Because of an earlier commitment I had made to myself, I was listening to no radio/CDs while alone in the car so that I could enjoy more silence each day.  I knew this would give me over 7 hours of quiet listening to examine the character and nature of the voice that speaks to me as consciousness...its tone and timbre, its strength and intonation.  And as I listened, I discovered that it was actually quite genderless.  It was strong, yet gentle.  It was musical, but not sing-songy.  It was soothing, but not hypnotic...in fact, it was rather invigorating while still bringing great comfort.  It was a glorious 7 hours that stretched into 13, as I stopped in rest areas over and over again to climb into the back seat and just close my eyes and listen with more focused attention.

I love the "voice" of God.  It is why, from the time I was a small child even till today, I have often thought that I could be perfectly happy living in a small darkened, silent space (like the cell lived in by Audrey Hepburn in "A Nun's Story") alone with my thoughts.  My family well knows that the opportunity to lie perfectly still for a moment (or hour) of non-sentience is a mini-retreat for me.  The perfect kind of spa. 

It is in these moments of total self-surrender to "the Voice" that the most remarkable insights and ideas occur.  And they don't just come and go,  leaving me with a return to silence.   They come and unite in community,  building on one another...angel upon angel...bringing new gifts to build on the one that has already been shared...morphing into even fresher, every evolving viewpoints, perspective, answers...and even more wonderfully...they result in more questions.   It is almost as if I am watching a team of angel gardeners planting, tending and harvesting a mental time-lapse garden in the space of a divine moment...or two.

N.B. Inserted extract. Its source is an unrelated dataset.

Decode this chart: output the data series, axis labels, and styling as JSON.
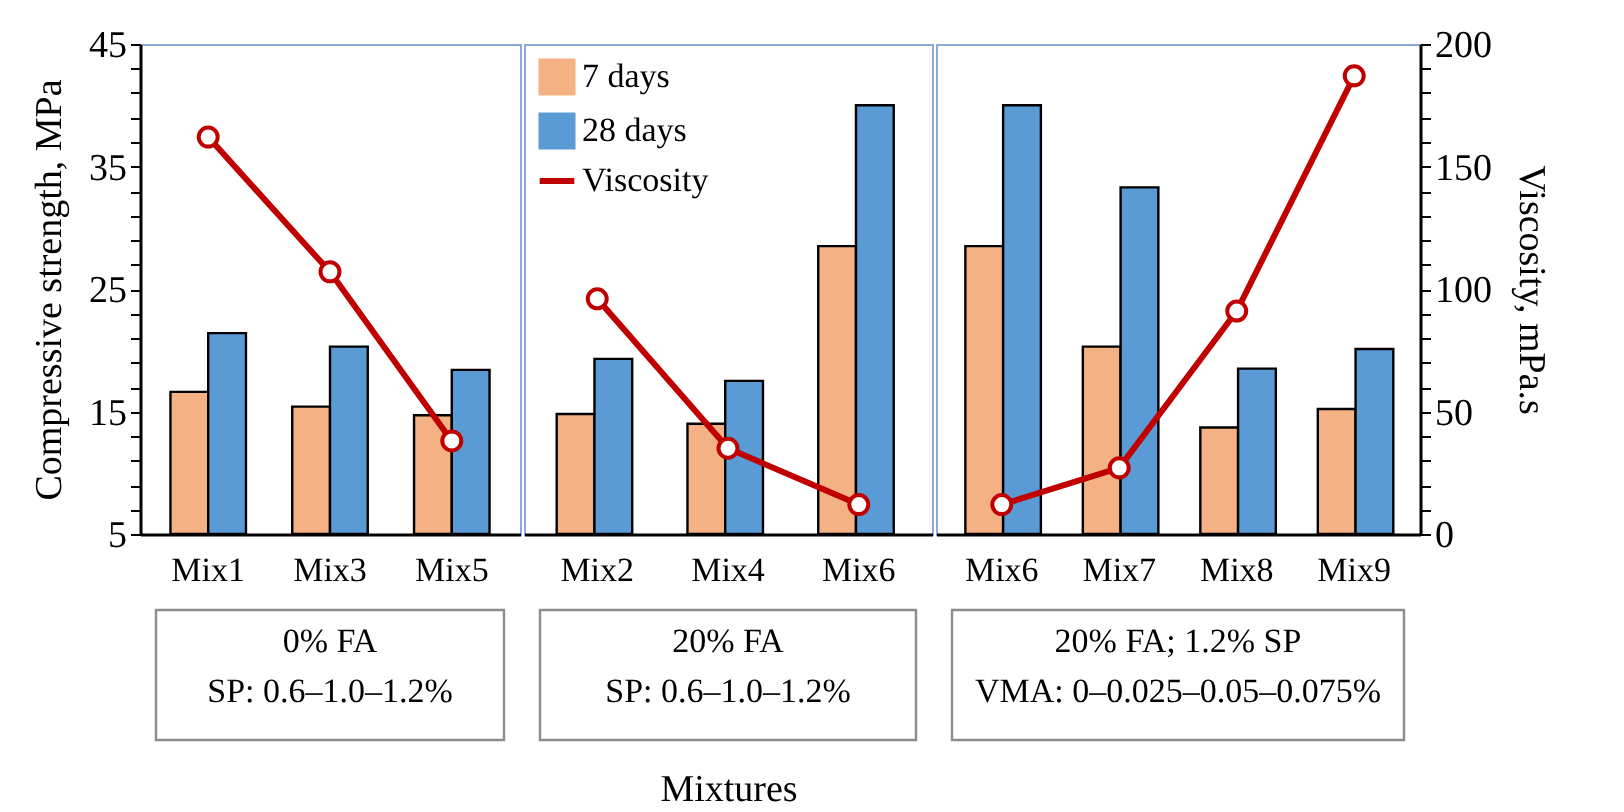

My drive home was filled with "the Voice" waking me to "new and glorified views" of Her place in my heart, His presence in the desires of those I love, Their Father-Mother parenting in the lives of children of all ages...everywhere.  

Enjoy JT's video of "
Sweet Baby James" a lullaby he sings and tells the story of writing one night as he drove from New England to North Carolina to meet his namesake nephew.  I think he must have been surrounded by a host of angels that night, don't you?  And thankfully, we've all enjoyed the blessing of the garden-song he harvested for over 40 years now.  I'm not thinking he was just driving along, chilling, and listening to the radio that night...he gave space to "the Voice" and what he heard was divine.